May 14, 2004

Careers in Aviation: C-130 Captain, USAF

C-130For the inaugural edition of Careers in Aviation I interviewed Tom a captain in the United States Air Force. Tom also happens to be a good friend of mine.

When did you know you wanted to learn to fly?
I grew up right down the road from the Galion Airport--a small municipal airfield. From age 4 on I think I went down to sit on the side of the runway and watch the planes take-off and land. I'm not sure if I can give you a good idea how many hours of my young life I sat down there and watched. Flying has always intrigued me--but I think I could trace it back to then.

Where did you learn to fly?
All my training is military except for a few hours at the Galion Airport. I started by learning and then soloing in a glider at the Air Force Academy in Colorado Springs. I also soloed in a Cessna 172 there. Then it was to pilot training. I started in a Cessna T-37 twin engine jet in Enid, Oklahoma (Vance AFB) and then went to Corpus Christi, TX (Naval Air Station Corpus Christi) to fly the T-44 (Beechcraft 90 Queen-airs). That's where I got my wings, and the total time for T-37 and T-44's was just over a year. Then it was 5 more months learning C-130's at Little Rock AFB, AR before I went to my first operational flying assignment at Pope Air Force Base, NC.

What type of plane do you typically fly? What do you like, dislike about that plane?
Almost all my flight time is in the Lockheed C-130 Hercules, which I am an instructor in and have over 2200 hours. I love it because it is very versatile and forgiving, is capable of multiple missions, and has taken me in and out of some really cool places. The only downside to it is that sometimes I wish it was a little faster!

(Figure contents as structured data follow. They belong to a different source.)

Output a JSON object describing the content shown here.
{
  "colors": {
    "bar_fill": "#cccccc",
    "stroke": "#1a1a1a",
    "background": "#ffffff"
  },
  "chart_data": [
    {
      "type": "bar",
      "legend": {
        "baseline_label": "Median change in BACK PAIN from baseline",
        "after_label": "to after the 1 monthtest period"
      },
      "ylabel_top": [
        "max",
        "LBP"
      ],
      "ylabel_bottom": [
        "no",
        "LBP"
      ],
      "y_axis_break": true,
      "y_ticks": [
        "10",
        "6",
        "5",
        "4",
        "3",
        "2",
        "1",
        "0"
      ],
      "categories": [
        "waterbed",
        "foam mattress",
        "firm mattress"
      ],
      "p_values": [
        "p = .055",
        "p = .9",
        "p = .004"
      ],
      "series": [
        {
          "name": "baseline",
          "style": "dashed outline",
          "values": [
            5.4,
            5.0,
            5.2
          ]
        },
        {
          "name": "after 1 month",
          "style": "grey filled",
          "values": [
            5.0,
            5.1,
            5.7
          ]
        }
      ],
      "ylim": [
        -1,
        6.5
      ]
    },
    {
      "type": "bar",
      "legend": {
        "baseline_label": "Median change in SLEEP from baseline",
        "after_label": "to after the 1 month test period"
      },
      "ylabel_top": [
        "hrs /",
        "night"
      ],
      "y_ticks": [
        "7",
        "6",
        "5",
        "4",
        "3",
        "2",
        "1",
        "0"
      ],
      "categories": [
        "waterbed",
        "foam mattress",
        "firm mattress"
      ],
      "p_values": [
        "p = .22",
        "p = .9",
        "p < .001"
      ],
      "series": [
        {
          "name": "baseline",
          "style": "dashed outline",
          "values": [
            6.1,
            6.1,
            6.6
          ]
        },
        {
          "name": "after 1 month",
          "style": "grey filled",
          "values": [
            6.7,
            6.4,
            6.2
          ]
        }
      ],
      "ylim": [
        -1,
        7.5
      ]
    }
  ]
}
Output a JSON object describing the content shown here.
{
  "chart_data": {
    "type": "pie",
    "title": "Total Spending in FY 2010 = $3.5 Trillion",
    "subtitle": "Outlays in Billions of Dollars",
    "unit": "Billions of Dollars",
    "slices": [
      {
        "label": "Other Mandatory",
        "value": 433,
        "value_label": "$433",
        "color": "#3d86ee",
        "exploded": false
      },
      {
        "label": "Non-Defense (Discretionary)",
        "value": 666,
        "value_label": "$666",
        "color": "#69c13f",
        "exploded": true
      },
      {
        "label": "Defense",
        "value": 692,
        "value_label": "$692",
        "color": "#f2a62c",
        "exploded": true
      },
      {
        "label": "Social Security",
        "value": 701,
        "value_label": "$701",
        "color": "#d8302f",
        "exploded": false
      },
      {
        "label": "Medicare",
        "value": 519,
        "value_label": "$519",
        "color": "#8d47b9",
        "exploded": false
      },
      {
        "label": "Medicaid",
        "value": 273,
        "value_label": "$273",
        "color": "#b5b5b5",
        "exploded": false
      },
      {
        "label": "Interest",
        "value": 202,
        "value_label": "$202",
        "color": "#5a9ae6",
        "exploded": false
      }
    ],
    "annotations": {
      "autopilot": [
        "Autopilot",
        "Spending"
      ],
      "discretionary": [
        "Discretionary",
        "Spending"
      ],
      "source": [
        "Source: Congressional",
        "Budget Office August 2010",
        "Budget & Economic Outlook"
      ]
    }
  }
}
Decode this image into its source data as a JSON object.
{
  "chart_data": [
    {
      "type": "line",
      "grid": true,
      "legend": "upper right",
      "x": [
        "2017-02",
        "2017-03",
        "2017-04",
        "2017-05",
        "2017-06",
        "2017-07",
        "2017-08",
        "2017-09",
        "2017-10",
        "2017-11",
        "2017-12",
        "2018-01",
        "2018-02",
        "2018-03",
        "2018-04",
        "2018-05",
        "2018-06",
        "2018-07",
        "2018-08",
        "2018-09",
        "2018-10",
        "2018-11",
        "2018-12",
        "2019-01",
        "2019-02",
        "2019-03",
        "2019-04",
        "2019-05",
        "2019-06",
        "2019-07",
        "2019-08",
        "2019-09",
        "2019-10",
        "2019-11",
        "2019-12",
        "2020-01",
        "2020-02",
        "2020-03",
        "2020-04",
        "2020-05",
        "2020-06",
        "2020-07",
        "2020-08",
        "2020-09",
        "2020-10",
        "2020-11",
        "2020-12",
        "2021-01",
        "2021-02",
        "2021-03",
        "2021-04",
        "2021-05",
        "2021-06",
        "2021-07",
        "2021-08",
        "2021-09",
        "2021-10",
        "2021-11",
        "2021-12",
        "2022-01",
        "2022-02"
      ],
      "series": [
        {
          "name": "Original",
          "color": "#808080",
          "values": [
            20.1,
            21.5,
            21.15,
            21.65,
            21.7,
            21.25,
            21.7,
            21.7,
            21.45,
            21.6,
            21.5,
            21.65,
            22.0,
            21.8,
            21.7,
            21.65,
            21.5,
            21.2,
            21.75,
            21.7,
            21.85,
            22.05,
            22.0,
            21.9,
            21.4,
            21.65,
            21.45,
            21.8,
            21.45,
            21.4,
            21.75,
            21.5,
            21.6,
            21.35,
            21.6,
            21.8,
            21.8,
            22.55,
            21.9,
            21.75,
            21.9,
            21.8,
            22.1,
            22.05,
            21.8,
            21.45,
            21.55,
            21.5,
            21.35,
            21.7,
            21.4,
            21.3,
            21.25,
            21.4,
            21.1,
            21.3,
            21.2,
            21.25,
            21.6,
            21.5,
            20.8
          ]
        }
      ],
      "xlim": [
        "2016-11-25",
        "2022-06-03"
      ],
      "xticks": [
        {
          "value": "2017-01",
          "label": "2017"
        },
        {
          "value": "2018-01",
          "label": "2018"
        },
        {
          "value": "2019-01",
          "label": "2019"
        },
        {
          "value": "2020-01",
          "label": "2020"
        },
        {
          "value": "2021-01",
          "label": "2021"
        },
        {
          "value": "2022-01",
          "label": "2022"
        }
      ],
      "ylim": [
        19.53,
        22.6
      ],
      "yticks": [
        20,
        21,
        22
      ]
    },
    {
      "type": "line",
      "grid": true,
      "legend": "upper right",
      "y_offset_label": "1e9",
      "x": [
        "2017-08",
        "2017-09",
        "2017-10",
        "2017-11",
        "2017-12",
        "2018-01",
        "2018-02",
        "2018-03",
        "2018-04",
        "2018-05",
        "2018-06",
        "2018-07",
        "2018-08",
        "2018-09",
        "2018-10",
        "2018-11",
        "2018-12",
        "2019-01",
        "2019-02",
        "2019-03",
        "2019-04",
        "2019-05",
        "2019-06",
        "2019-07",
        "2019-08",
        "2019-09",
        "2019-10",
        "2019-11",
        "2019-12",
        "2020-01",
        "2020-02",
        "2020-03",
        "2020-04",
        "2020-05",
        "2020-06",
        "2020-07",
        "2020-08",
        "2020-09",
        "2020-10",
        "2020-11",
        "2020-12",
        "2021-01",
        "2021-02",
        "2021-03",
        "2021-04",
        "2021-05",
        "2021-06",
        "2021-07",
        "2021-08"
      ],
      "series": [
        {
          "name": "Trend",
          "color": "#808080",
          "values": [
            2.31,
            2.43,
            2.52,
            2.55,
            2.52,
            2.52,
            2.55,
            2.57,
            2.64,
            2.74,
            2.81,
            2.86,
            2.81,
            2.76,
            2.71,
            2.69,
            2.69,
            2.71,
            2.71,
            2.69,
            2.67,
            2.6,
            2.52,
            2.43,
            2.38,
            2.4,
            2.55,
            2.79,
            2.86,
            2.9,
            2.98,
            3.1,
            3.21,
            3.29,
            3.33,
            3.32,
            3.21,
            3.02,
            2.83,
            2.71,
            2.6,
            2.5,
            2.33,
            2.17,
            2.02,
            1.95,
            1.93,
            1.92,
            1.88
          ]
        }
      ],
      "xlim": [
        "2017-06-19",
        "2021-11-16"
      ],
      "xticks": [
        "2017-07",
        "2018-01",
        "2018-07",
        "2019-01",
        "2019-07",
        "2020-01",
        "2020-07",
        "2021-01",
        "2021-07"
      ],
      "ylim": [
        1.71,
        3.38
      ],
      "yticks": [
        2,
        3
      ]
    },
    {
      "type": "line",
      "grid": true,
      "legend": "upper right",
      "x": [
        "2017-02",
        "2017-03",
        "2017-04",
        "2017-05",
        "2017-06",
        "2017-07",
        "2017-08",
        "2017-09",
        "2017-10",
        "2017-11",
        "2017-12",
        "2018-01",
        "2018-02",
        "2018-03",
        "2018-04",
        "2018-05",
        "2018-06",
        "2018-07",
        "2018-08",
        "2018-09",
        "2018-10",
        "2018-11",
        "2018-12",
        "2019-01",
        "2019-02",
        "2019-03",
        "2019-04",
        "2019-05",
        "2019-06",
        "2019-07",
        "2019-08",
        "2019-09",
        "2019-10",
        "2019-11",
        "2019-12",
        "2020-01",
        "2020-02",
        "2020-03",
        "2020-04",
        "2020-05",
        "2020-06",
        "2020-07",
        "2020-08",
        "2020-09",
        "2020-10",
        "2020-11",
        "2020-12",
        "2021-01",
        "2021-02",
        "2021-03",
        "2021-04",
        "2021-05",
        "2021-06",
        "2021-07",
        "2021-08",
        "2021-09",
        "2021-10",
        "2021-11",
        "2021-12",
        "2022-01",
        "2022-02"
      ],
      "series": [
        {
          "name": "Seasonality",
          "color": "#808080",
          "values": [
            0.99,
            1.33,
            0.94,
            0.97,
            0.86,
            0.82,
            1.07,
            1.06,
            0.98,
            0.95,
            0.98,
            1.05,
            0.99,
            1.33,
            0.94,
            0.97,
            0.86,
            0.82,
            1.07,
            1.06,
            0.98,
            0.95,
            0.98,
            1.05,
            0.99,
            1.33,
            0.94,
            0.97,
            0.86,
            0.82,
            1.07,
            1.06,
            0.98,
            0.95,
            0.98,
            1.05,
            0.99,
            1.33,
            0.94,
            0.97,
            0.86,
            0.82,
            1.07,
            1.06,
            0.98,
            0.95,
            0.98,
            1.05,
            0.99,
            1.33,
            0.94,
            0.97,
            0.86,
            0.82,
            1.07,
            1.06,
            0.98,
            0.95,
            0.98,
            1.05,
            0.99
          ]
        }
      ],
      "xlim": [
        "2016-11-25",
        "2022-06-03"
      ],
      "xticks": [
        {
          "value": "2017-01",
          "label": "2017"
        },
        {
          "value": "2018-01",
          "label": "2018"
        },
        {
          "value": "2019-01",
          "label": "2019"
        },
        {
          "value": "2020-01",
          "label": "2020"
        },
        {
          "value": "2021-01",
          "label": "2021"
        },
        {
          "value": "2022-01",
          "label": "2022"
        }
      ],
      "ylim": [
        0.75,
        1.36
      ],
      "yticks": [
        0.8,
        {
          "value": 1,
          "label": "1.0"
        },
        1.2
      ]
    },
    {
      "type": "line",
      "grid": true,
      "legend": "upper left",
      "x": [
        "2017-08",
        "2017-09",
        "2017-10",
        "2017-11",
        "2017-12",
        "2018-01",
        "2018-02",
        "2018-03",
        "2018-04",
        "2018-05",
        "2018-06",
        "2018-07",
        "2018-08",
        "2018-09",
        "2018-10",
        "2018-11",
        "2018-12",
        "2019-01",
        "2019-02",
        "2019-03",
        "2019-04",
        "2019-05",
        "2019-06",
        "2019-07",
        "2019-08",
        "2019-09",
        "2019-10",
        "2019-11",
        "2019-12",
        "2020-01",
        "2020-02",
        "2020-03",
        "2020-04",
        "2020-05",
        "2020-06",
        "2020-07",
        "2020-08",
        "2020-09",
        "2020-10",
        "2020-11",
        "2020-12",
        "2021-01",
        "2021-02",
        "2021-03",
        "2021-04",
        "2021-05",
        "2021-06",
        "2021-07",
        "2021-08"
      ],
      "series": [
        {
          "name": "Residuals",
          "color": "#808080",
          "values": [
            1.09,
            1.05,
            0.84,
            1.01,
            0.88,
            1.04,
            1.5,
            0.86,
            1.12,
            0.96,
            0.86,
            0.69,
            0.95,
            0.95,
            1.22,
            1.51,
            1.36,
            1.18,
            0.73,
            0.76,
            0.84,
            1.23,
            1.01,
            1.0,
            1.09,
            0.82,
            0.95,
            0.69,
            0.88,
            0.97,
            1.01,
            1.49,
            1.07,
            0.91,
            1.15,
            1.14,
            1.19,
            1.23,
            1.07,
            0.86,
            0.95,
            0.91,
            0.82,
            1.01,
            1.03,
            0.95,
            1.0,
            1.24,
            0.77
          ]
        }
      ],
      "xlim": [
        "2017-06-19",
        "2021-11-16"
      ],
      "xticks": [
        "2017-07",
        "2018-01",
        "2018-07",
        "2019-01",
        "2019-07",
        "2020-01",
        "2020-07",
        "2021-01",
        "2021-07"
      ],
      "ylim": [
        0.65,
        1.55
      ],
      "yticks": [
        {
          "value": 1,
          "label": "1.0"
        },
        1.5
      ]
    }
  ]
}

What is your most exciting flying experience?
I would have to say still the coolest thing I have done in the air is flying formation in the T-37 at pilot training. It still amazes me that in 6 months you go from barely being able to fly the plane at all to being proficient in flying it 3 feet from another plane right next to you and doing maneuvers from this position as well--very cool for sure. It the C-130, flying low level (300 feet AGL) mountain routes is tops.

adak.jpgI have a wonderful aerial photograph from your website, on my desktop (shown to the right). Is aerial photography something you think you will pursue?
I always take a camera when I fly in Alaska as there is no telling what we will see--and I usually take one anytime I'm off-station as well. Its the times I don't have one that I am bitter about like flying over Yosemite Valley and not having my camera handy. However, I doubt that this will ever become my photographic specialty. Equipment to specialize in that is very expensive.

Tells about your aviation career. What are you doing now and what do you plan to be doing in the near and distant future?
Right now I am working more at a desk than the airplane, but that will change in September. I'm going to Little Rock AFB to teach initial pilots how to fly the C-130. lots of flying time comes with that and I'm sure I will become a much better pilot by teaching these totally inexperienced guys as well. Most Air Force pilots who stay in one airframe for 6 years or more end up eventually teaching brand new guys to that aircraft, so this is a common assignment for someone in my shoes.

Would you recommend this career path to others?
Definitely, I have been all over the world and had so many opportunities that other people never have. Sometimes like any career, it can get old, but it only takes a great flight on a beautiful day to remind you how fortunate you are.

If you had one full day to fly, where would you go, what would you do?
Weather of course would be perfect, and I would take off in a C-130 from Elmendorf, head to Valdez and back through the mountains, and then to Cape Lisburne on the Arctic Ocean for a dirt assault runway landing. On the way home I would drop into the mountains around Mt McKinley for a short low-level before heading back to Elmendorf! Afterwards my crew would head to a good restaurant, share some food and beer, and make fun of sissy sports like soccer!

Note: For my readers that last comment was a slam on a favorite sport of mine. The opinions of the interviewee do not necessarily represent those of the interviewer.